Schritt 9: Halt geben

Damit die neue Kletterpflanze sich in die gewünschte Richtung entwickelt, helfen Sie ihr. Binden Sie die einzelnen Triebe vorsichtig mit Bindedraht an der Pergola fest. Achten Sie darauf, die einzelnen Triebe nicht zu quetschen.

Schritt 10: Das Wässern

Nachdem die Pflanzen eingesetzt und die gewünschte Richtung gebunden sind, wässern Sie die Pflanzstellen großzügig. Das Wasser soll die Pflanzgrube richtig aufschwemmen. So werden die letzten Hohlräume geschlossen und die Wurzeln in direkten Kontakt mit dem Boden gebracht. Hohlräume in der Erde sind schädlich für das Wachstum, weil die Wurzeln an diesen Stellen verkümmern und absterben.

Schritt 11: Regelmäßige Kontrolle

Kontrollieren Sie Ihre Pergola in den folgenden Wochen regelmäßig. Bei Spreizkletterern wie Rosen benötigen die neuen Triebe regelmäßig Unterstützung und müssen an der Pergola angebunden werden.
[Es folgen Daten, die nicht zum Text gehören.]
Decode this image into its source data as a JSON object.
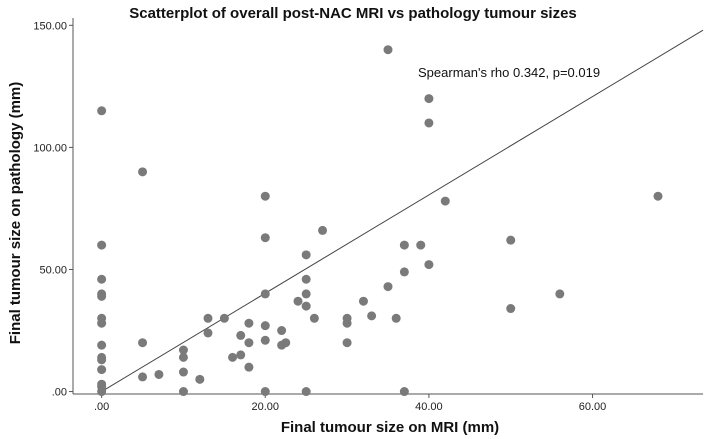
{
  "chart_data": {
    "type": "scatter",
    "title": "Scatterplot of overall post-NAC MRI vs pathology tumour sizes",
    "xlabel": "Final tumour size on MRI (mm)",
    "ylabel": "Final tumour size on pathology (mm)",
    "xlim": [
      -3.5,
      73.5
    ],
    "ylim": [
      -1,
      153
    ],
    "x_ticks": [
      0,
      20,
      40,
      60
    ],
    "x_tick_labels": [
      ".00",
      "20.00",
      "40.00",
      "60.00"
    ],
    "y_ticks": [
      0,
      50,
      100,
      150
    ],
    "y_tick_labels": [
      ".00",
      "50.00",
      "100.00",
      "150.00"
    ],
    "grid": false,
    "legend": "none",
    "annotation": "Spearman's rho 0.342, p=0.019",
    "fit_line": {
      "x": [
        0,
        73.5
      ],
      "y": [
        0,
        148
      ]
    },
    "marker_color": "#7a7a7a",
    "line_color": "#444444",
    "points": [
      [
        0,
        115
      ],
      [
        0,
        60
      ],
      [
        0,
        46
      ],
      [
        0,
        40
      ],
      [
        0,
        39
      ],
      [
        0,
        30
      ],
      [
        0,
        28
      ],
      [
        0,
        19
      ],
      [
        0,
        14
      ],
      [
        0,
        13
      ],
      [
        0,
        9
      ],
      [
        0,
        3
      ],
      [
        0,
        2
      ],
      [
        0,
        0
      ],
      [
        5,
        90
      ],
      [
        5,
        20
      ],
      [
        5,
        6
      ],
      [
        7,
        7
      ],
      [
        10,
        17
      ],
      [
        10,
        14
      ],
      [
        10,
        8
      ],
      [
        10,
        0
      ],
      [
        12,
        5
      ],
      [
        13,
        30
      ],
      [
        13,
        24
      ],
      [
        15,
        30
      ],
      [
        16,
        14
      ],
      [
        17,
        23
      ],
      [
        17,
        15
      ],
      [
        18,
        28
      ],
      [
        18,
        20
      ],
      [
        18,
        10
      ],
      [
        20,
        80
      ],
      [
        20,
        63
      ],
      [
        20,
        40
      ],
      [
        20,
        27
      ],
      [
        20,
        21
      ],
      [
        20,
        0
      ],
      [
        22,
        25
      ],
      [
        22,
        19
      ],
      [
        22.5,
        20
      ],
      [
        24,
        37
      ],
      [
        25,
        56
      ],
      [
        25,
        46
      ],
      [
        25,
        40
      ],
      [
        25,
        35
      ],
      [
        25,
        0
      ],
      [
        26,
        30
      ],
      [
        27,
        66
      ],
      [
        30,
        30
      ],
      [
        30,
        28
      ],
      [
        30,
        20
      ],
      [
        32,
        37
      ],
      [
        33,
        31
      ],
      [
        35,
        140
      ],
      [
        35,
        43
      ],
      [
        36,
        30
      ],
      [
        37,
        60
      ],
      [
        37,
        49
      ],
      [
        37,
        0
      ],
      [
        39,
        60
      ],
      [
        40,
        120
      ],
      [
        40,
        110
      ],
      [
        40,
        52
      ],
      [
        42,
        78
      ],
      [
        50,
        62
      ],
      [
        50,
        34
      ],
      [
        56,
        40
      ],
      [
        68,
        80
      ]
    ]
  }
}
Auch bei anderen Pflanzen ist es sinnvoll, verirrte Triebe in die gewünschte Richtung zu binden. Bei starkwüchsigen Kletterpflanzen ist es bereits nach wenigen Wochen erforderlich, das Wachstum durch Form- und Rückschnitte zu lenken. Selbstständig wachsende Arten benötigen bereits nach kurzer Zeit nur noch wenig Aufmerksamkeit.

Schritt 12: Das Gießen

Die Pflanzen an einer Pergola bekommen bei Regen oftmals nicht genügend Wasser. Besonders einjährige Arten, die keine tiefen Wurzeln bilden, sind auf Hilfe angewiesen. Denken Sie daran, das Grün rund um die Pergola bei Bedarf mit Wasser zu versorgen. Besonders bei der Terrassenüberdachung kommt es schnell zu Wassermangel.